The 100-year-old company is celebrating its centenary through many ups and downs. The first HMV Shop was opened in a former men’s clothing store. Composer Edward Elgar was on hand for the opening – paving the way for many in-store appearances over the course of the next century.
“[In the 60s], if you wanted fashionable clothes, you went to Carnaby Street. If you wanted a record by an obscure R&B artist who’d been mentioned by Jagger or Clapton, you went to Oxford Street. Just to be seen there was a mark of sophistication,” says Alan Johnson, speaking about the influence HMV had in years past.
While that illustrious history has been saved by a Canadian entrepreneur, he has some harsh words for today’s fast retail giant, Amazon. Doug Putman bought HMV out of bankruptcy in 2019. He has unveiled plans to add up to 10 stores to its existing roster of 100. And he believes Amazon is “a very selfish business.”
“If the government does the right thing on rates and landlords are willing to work with us, it makes sense to open more,” Putman told The Mirror about opening more HMV stores across the UK. “If the government doesn’t then it will be impossible. We need to get something that levels the playing field with [online rivals like Amazon]. I want to encourage more people to open shops.”

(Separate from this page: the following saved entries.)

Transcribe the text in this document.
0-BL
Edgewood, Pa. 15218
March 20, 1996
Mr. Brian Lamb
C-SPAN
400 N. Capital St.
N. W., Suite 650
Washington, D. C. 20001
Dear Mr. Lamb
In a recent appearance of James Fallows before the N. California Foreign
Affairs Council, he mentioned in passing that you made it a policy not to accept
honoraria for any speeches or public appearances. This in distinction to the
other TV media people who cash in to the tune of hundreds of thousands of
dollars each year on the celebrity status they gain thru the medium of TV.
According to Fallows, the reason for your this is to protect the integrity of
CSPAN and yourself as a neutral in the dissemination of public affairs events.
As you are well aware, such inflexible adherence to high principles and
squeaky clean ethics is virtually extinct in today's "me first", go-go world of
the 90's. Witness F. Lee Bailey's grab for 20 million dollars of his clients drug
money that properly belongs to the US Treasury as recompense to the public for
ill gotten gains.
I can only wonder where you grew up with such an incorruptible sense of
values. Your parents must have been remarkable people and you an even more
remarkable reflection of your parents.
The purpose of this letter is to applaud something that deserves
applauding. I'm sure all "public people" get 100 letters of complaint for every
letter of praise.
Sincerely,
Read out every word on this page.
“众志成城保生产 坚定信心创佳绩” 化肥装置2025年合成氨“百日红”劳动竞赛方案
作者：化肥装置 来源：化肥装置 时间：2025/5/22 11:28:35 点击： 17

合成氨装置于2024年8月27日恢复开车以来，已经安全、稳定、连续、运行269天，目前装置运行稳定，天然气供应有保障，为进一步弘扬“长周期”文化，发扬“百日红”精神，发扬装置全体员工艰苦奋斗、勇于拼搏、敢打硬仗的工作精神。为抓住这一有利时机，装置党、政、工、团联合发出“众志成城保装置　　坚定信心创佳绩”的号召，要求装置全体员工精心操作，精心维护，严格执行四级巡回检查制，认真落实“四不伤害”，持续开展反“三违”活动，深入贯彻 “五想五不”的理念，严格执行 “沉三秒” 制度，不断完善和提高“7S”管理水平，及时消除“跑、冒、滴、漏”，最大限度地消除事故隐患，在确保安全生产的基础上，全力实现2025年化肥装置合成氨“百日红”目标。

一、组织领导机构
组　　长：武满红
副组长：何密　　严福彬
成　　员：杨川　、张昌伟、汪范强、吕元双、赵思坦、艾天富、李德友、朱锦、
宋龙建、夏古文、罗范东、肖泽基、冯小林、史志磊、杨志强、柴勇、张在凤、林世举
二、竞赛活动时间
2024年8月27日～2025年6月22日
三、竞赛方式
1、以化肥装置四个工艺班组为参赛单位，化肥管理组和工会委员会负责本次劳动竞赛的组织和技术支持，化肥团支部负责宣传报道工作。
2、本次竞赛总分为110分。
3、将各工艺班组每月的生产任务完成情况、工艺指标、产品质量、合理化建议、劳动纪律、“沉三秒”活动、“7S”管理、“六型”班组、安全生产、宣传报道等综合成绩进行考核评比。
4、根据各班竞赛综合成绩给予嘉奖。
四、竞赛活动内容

HMVs glory days in the mid-80s and early-90s soon came to a screeching halt with digital music. In the mid-90s, there were 300 stores across the globe, from Tokyo to Sydney to New York City. The retailer continued its massive expansion until 2011, when it closed 40 stores due to failing sales.
Two years later, in 2013, HMV called in administrators to restructure the company. In 2014, the company briefly regained its crown as the top seller of music and DVDs – but it wouldn’t last.
HMV filed for bankruptcy again in 2018, which is when Doug Putman appeared on the scene. Putman was the CEO of the Canadian record chain Sunrise Records. He purchased HMV in 2019, saving 108 stores from closing. 363 Oxford Street remains closed, however.
“To me, the HMV experience is having great music playing, discovering new artists, and talking to like-minded people,” Putman told The Guardian. “Trying to be everything to everyone alienates your core customer, so you double down on what your customers actually want – and they wanted vinyl.”